A system for sharing information about child protection plans is expected to be running in 11 pilot sites by April 2014.

The Child Protection Information Sharing system, developed by the Health and Social Care Information Centre, aims to flag up to NHS unscheduled care providers those children who are subject to a child protection plan.

The business case has now been approved at Cabinet and Treasury level to implement the national system.

Local authorities will upload information on children subject to a child protection plan (including mothers where there is an unborn child affected) every 24 hours.

The system will then flag up the existence of plans and the team responsible to unscheduled care providers such as out of hours GPs, A&E departments and walk in centres. Clinicians will then contact the team for more information.

Richard Griffiths, senior policy officer for vulnerable children at the Department of Health, told EHI Live that this was a “simple system” designed for a very specific purpose – to support information sharing and communication where abuse had already been identified.

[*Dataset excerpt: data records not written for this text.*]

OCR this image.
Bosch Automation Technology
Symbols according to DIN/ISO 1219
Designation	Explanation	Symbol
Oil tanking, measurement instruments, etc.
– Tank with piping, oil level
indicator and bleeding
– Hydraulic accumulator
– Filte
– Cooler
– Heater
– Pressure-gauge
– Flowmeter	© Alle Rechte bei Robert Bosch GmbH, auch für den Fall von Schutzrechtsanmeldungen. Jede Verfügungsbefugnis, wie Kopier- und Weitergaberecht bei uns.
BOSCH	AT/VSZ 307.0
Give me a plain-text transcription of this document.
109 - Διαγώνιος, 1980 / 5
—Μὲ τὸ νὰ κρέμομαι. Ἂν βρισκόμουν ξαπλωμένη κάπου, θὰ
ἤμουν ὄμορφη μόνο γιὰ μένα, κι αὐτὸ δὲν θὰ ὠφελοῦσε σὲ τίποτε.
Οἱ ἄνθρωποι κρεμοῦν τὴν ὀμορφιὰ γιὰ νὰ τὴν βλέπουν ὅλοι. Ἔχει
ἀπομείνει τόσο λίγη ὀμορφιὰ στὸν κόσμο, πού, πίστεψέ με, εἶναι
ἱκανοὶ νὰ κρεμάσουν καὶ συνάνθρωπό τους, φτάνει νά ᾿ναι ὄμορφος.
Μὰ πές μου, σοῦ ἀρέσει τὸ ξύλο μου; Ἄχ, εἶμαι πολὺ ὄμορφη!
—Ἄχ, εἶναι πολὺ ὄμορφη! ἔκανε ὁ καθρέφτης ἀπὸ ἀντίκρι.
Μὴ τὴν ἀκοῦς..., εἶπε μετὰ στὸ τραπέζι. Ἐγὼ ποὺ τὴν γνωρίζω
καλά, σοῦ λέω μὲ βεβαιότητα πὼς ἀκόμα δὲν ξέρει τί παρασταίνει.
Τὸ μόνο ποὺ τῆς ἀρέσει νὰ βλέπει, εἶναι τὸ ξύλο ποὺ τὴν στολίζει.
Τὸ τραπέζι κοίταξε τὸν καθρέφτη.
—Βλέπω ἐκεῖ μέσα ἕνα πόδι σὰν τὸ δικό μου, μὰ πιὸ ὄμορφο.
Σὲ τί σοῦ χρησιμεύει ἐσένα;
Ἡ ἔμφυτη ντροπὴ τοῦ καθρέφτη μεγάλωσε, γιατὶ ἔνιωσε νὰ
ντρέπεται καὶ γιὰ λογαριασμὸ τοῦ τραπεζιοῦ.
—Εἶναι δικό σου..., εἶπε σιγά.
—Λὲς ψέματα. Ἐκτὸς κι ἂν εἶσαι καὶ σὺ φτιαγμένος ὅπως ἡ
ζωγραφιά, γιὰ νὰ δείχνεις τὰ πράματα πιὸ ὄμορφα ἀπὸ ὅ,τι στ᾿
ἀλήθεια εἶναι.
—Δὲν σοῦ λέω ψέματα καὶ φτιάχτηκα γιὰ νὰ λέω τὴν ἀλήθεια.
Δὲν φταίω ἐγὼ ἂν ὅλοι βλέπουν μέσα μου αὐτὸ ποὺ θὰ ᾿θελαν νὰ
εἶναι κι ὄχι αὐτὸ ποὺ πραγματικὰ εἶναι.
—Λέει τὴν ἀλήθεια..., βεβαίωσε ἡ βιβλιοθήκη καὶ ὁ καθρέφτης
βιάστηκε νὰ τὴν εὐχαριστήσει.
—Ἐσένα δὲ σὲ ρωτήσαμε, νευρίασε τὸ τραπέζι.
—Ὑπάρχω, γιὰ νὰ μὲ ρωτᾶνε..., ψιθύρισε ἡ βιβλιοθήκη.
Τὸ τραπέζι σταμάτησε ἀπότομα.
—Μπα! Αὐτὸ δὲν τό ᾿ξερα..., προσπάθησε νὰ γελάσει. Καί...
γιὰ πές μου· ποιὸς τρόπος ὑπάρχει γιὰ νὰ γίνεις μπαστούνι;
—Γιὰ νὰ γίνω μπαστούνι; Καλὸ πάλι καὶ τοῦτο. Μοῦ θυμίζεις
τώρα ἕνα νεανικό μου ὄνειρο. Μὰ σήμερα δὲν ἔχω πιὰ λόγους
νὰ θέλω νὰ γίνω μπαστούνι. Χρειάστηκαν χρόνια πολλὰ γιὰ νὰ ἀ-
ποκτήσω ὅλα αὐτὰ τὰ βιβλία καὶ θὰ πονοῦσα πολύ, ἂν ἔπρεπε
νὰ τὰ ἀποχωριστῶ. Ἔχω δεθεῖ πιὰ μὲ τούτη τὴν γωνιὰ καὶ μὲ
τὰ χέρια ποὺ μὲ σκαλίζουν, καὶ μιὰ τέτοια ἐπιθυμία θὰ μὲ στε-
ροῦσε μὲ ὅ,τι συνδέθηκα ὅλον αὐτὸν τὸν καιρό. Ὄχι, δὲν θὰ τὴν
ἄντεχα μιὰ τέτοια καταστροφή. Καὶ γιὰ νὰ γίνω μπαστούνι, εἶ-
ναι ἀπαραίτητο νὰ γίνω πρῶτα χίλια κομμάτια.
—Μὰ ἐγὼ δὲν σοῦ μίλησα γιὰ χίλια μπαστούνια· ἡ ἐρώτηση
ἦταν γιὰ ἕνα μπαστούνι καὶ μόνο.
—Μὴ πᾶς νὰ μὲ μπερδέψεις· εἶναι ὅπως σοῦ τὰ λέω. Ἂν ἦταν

“It will save children’s lives,” he said. For the first time, it will allow local authorities to track the use of healthcare facilities even when children are taken out of their area, he added.

Nick Schlanker, system architect, said there would be a range of integration methods to allow NHS users to view the system, including from within the Summary Care Record application, in an existing patient administration system, and via a web service.

“We are not trying to be prescriptive about how your PAS uses CP-IS,” he said. “We are trying to be very facilitative”

Eleven local authorities and 12 NHS organisations will start a pilot next spring; a second wave of 72 local authorities and 174 NHS organisations will follow later next year with roll out to 80% of local authorities by 2015.